MRPC 1.17 contemplates a sale, not an "assignment" of a law practice. "The seller remains responsible for handling all client matters until the files are transferred under this rule." Typically, when a party to a contract assigns all rights and delegates all duties, the assignor remains in privity of contract with the other party to the original contract and continues to have liability to that party if the assignor does not perform or performs improperly. However, contract law does provide for release of liability of a party to the original contract by novation, which is a substitution, by mutual agreement, of a new party for one of the original parties to a contract. In this case, the substitution of the Associate for judge-elect. Regardless of the form the transfer of responsibility for the representation of the inquirer's clients takes, ethics rules mandate that a full time judge sever all relations with the judge's former firm on taking the bench with the exception of payment by the purchaser for the reasonable value of the practice transferred by the seller. Where the arrangement calls for payment of the purchase price over time, the law permits the judge to hold a security interest in the assets, but a title retaining contract is no longer permitted by law or ethics rules. MCL 440.9102 and MCJC 5F.

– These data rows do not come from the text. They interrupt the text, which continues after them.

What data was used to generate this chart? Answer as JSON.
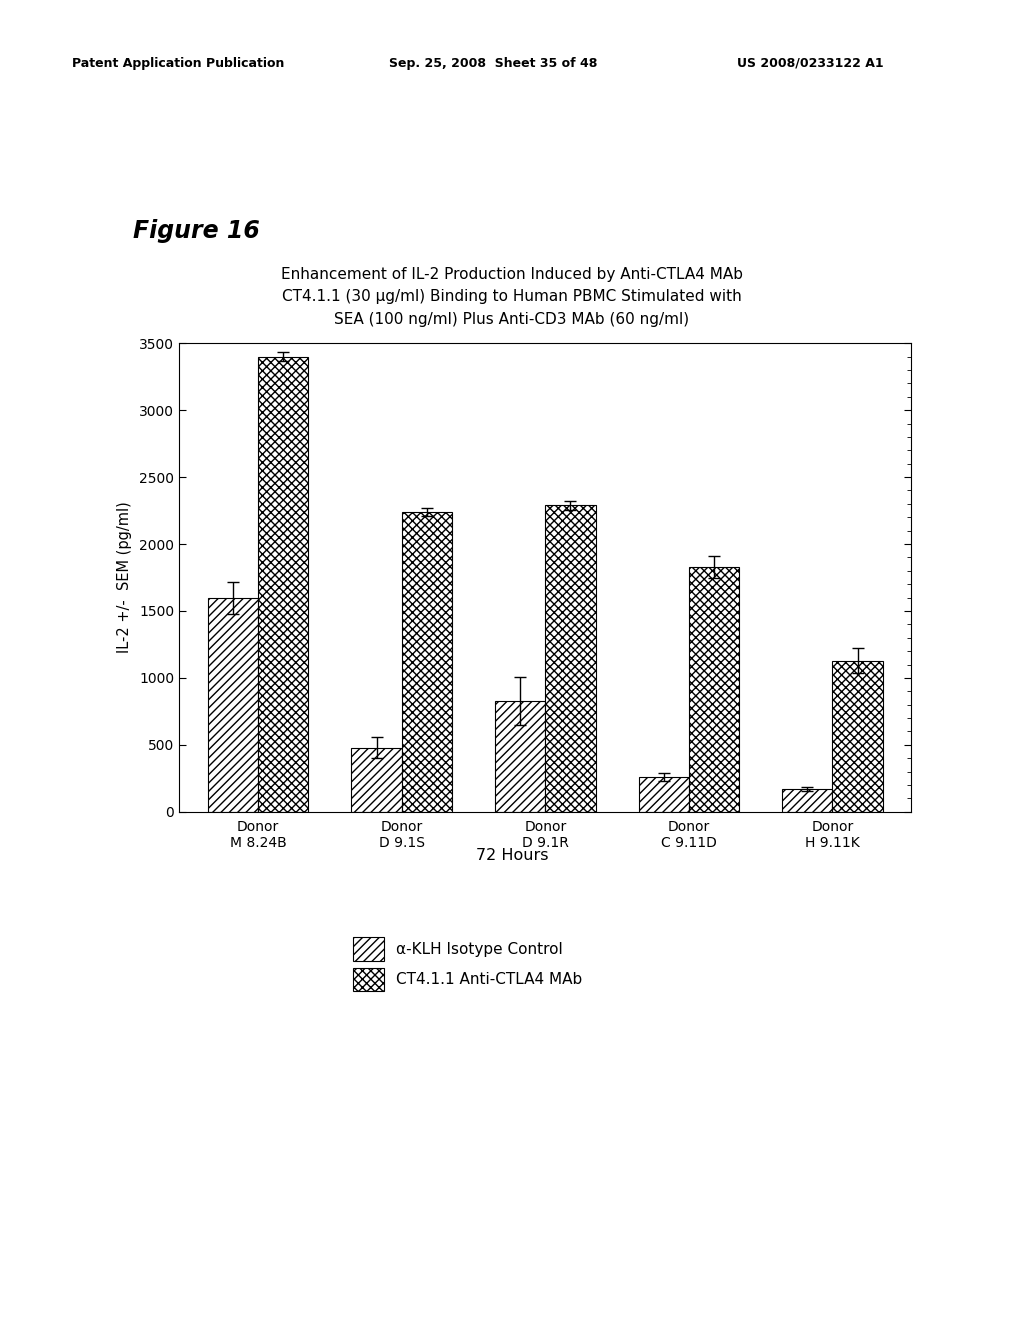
{
  "header_left": "Patent Application Publication",
  "header_mid": "Sep. 25, 2008  Sheet 35 of 48",
  "header_right": "US 2008/0233122 A1",
  "figure_label": "Figure 16",
  "title_line1": "Enhancement of IL-2 Production Induced by Anti-CTLA4 MAb",
  "title_line2": "CT4.1.1 (30 μg/ml) Binding to Human PBMC Stimulated with",
  "title_line3": "SEA (100 ng/ml) Plus Anti-CD3 MAb (60 ng/ml)",
  "xlabel": "72 Hours",
  "ylabel": "IL-2 +/-  SEM (pg/ml)",
  "categories": [
    "Donor\nM 8.24B",
    "Donor\nD 9.1S",
    "Donor\nD 9.1R",
    "Donor\nC 9.11D",
    "Donor\nH 9.11K"
  ],
  "control_values": [
    1600,
    480,
    830,
    260,
    170
  ],
  "control_errors": [
    120,
    80,
    180,
    30,
    15
  ],
  "treatment_values": [
    3400,
    2240,
    2290,
    1830,
    1130
  ],
  "treatment_errors": [
    35,
    30,
    35,
    80,
    90
  ],
  "ylim": [
    0,
    3500
  ],
  "yticks": [
    0,
    500,
    1000,
    1500,
    2000,
    2500,
    3000,
    3500
  ],
  "legend_labels": [
    "α-KLH Isotype Control",
    "CT4.1.1 Anti-CTLA4 MAb"
  ],
  "hatch_control": "////",
  "hatch_treatment": "xxxx",
  "bar_width": 0.35
}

The proposal to "restate the Articles of Incorporation" for the P.C. to transform it into a general business corporation for the purpose of owning and leasing the physical assets of the former law firm is a legal question. The Committee does not answer questions of law. We note that MCJC 5C(2) prohibits a judge from serving as director, officer, manager, advisor or employee of any business.

With regard to businesses and investments in which judges are permitted to engage, there are limitations. A judge may hold and manage investments, including real estate, and engage in other remunerative activity such as equipment leases, provided those financial and business dealings do not interfere with the proper performance of judicial duties or involve the judge in frequent transactions with lawyers or other persons likely to appear before the judge. A judge is required to manage investments and other financial interests to minimize the number of cases in which the judge is disqualified. When the judge's financial interests cause frequent recusal, divestiture is required. MCJC 5C. Subject to the foregoing, a judge may personally, or indirectly through a wholly owned business, lease property to a lawyer. However, the judge is required to disclose the rental relationship whenever a member of the lessee's law firm appears before the judge. People v. Perkins, 193 Mich App 209 (1992); J-4; JI-6, JI-13.

The continued use of the former firm's library by the judge creates problems. The inquirer proposes to return to the former law office to use the leased library and space for research and opinion writing. Regular and continuing contacts with the judge's former firm raises an appearance of bias and presents opportunities for others to improperly influence the judge's judicial judgment. It is one thing for a judge to request a local firm to share reference materials on occasion when needed, and quite another issue for the judge to utilize the assets of the judge's former firm on a regular basis. Such on-going contact and access to a private law practice raises questions regarding judicial impropriety in contravention of MCJC 2, 5C and 5F and opens the door to possible leaks of client confidences and secrets protected by MRPC 1.6. The Committee, therefore concludes that the judge's ongoing use of the judge's former private law facility is improper.

The arrangement as proposed by the inquirer, contemplates an on-going relationship with the lawyer's former firm after election to judicial office. Upon assuming judicial office, a judge is required to sever all ties with the judge's former firm, with the exception of payment by the purchasing lawyer or law firm, of reasonable value of the judge's financial interest in the judge's former firm.